Cool! Great work. My brother has an incra jig and does those types of joints on boxes. I never considered it for pen blanks. Duh! There all kinds of possibilities there.


----------



## JimGo (Jun 20, 2006)

WOW, that's a beauty Rich!  Nice to see that you still know how to make a pen! []


----------



## dfurlano (Jun 20, 2006)

nice


----------



## Jim15 (Jun 20, 2006)

That is great, nice work.


----------



## johncrane (Jun 20, 2006)

very artistic, just shows you how good you are. well done.


----------



## challagan (Jun 20, 2006)

That's a sweet looking pen! Nice job. 

Corey


----------



## low_48 (Jun 21, 2006)

Thanks everybody, I'm with you JimGo. I wasn't sure I could still do it either[] I'll want to do alot of turning when I get back. Besides, I think every square inch has wood sitting on it around here. I have been thinking about renting one of those POD temporary storeage deals for more lumber.[}]Nope, I think it's time to turn!
Rich


----------



## Nolan (Jun 21, 2006)

very nice I think you just inspired me to turn the one I glued up about a 6 weeks ago[] Guess I now know about what it will look like
Nolan


----------



## Dario (Jun 21, 2006)

Impressive!  Good job!


----------



## Ligget (Jun 21, 2006)

Great job, pen looks fantastic!![]


----------



## woodmarc (Jun 21, 2006)

Now that's a woodworkers pen.  Nothing says fine craftsmanship like a finely crafted dovetail jig.
Even in a pen!

Very nice.


----------



## wdcav1952 (Jun 21, 2006)

Way to go, Rich!  That will inspire others to push the limits of their woodworking, whether lathe or flatwork.


----------



## angboy (Jun 21, 2006)

Very nice pen! And like someone else said- especially to someone who does other types of woodworking and could appreciate the dovetail joints, it would be a doubly perfect gift! [][]


----------



## csb333 (Jun 22, 2006)

Beautiful! This and other posts make me want to make a better pen.
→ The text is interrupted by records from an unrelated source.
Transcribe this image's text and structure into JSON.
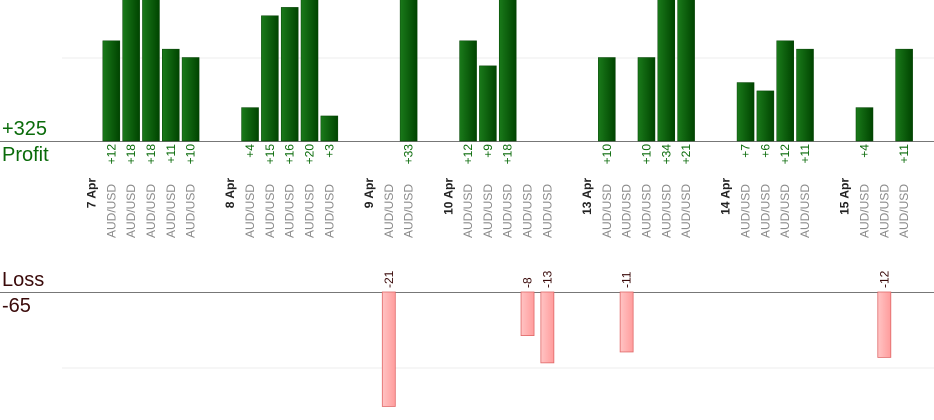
{
  "summary": {
    "profit_total": "+325",
    "profit_label": "Profit",
    "loss_label": "Loss",
    "loss_total": "-65"
  },
  "colors": {
    "profit_bar": "#0b640b",
    "profit_bar_dark": "#003f00",
    "loss_bar": "#ffb0b0",
    "loss_bar_edge": "#e06868",
    "profit_text": "#0a6b0a",
    "loss_text": "#3a0a0a",
    "pair_text": "#8a8a8a",
    "date_text": "#222222"
  },
  "chart_data": {
    "type": "bar",
    "title": "",
    "xlabel": "",
    "ylabel": "",
    "profit_ylim": [
      0,
      18
    ],
    "loss_ylim": [
      -25,
      0
    ],
    "grid": true,
    "columns": [
      {
        "date": "7 Apr"
      },
      {
        "pair": "AUD/USD",
        "value": 12
      },
      {
        "pair": "AUD/USD",
        "value": 18
      },
      {
        "pair": "AUD/USD",
        "value": 18
      },
      {
        "pair": "AUD/USD",
        "value": 11
      },
      {
        "pair": "AUD/USD",
        "value": 10
      },
      {
        "gap": true
      },
      {
        "date": "8 Apr"
      },
      {
        "pair": "AUD/USD",
        "value": 4
      },
      {
        "pair": "AUD/USD",
        "value": 15
      },
      {
        "pair": "AUD/USD",
        "value": 16
      },
      {
        "pair": "AUD/USD",
        "value": 20
      },
      {
        "pair": "AUD/USD",
        "value": 3
      },
      {
        "gap": true
      },
      {
        "date": "9 Apr"
      },
      {
        "pair": "AUD/USD",
        "value": -21
      },
      {
        "pair": "AUD/USD",
        "value": 33
      },
      {
        "gap": true
      },
      {
        "date": "10 Apr"
      },
      {
        "pair": "AUD/USD",
        "value": 12
      },
      {
        "pair": "AUD/USD",
        "value": 9
      },
      {
        "pair": "AUD/USD",
        "value": 18
      },
      {
        "pair": "AUD/USD",
        "value": -8
      },
      {
        "pair": "AUD/USD",
        "value": -13
      },
      {
        "gap": true
      },
      {
        "date": "13 Apr"
      },
      {
        "pair": "AUD/USD",
        "value": 10
      },
      {
        "pair": "AUD/USD",
        "value": -11
      },
      {
        "pair": "AUD/USD",
        "value": 10
      },
      {
        "pair": "AUD/USD",
        "value": 34
      },
      {
        "pair": "AUD/USD",
        "value": 21
      },
      {
        "gap": true
      },
      {
        "date": "14 Apr"
      },
      {
        "pair": "AUD/USD",
        "value": 7
      },
      {
        "pair": "AUD/USD",
        "value": 6
      },
      {
        "pair": "AUD/USD",
        "value": 12
      },
      {
        "pair": "AUD/USD",
        "value": 11
      },
      {
        "gap": true
      },
      {
        "date": "15 Apr"
      },
      {
        "pair": "AUD/USD",
        "value": 4
      },
      {
        "pair": "AUD/USD",
        "value": -12
      },
      {
        "pair": "AUD/USD",
        "value": 11
      }
    ]
  }
}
It also makes me realize how far behind I am- Chris


----------



## chitswood (Jun 22, 2006)

Ooh, interesting...


----------



## huntersilver (Jun 22, 2006)

Very nice looking pen!


----------



## Ron in Drums PA (Jun 22, 2006)

Now that is a pen ANY woodworker would love!


----------



## Jerryconn (Jun 22, 2006)

That is a great looking pen and very unique!  Super job!


----------



## chigdon (Jun 23, 2006)

Great look!


----------



## Glenn McCullough (Jun 24, 2006)

Handsome pen, well crafted, nice finish and really good photo. A home run in my book!


----------



## chay (Jun 25, 2006)

awsome, simply awsome


----------



## airrat (Jun 25, 2006)

very nice, good job on lining up everything.


----------



## Jim in Oakville (Jun 25, 2006)

Cool Pen Rich,

I twas great to see this pen in Louisville and it was even better to meet you!![]


----------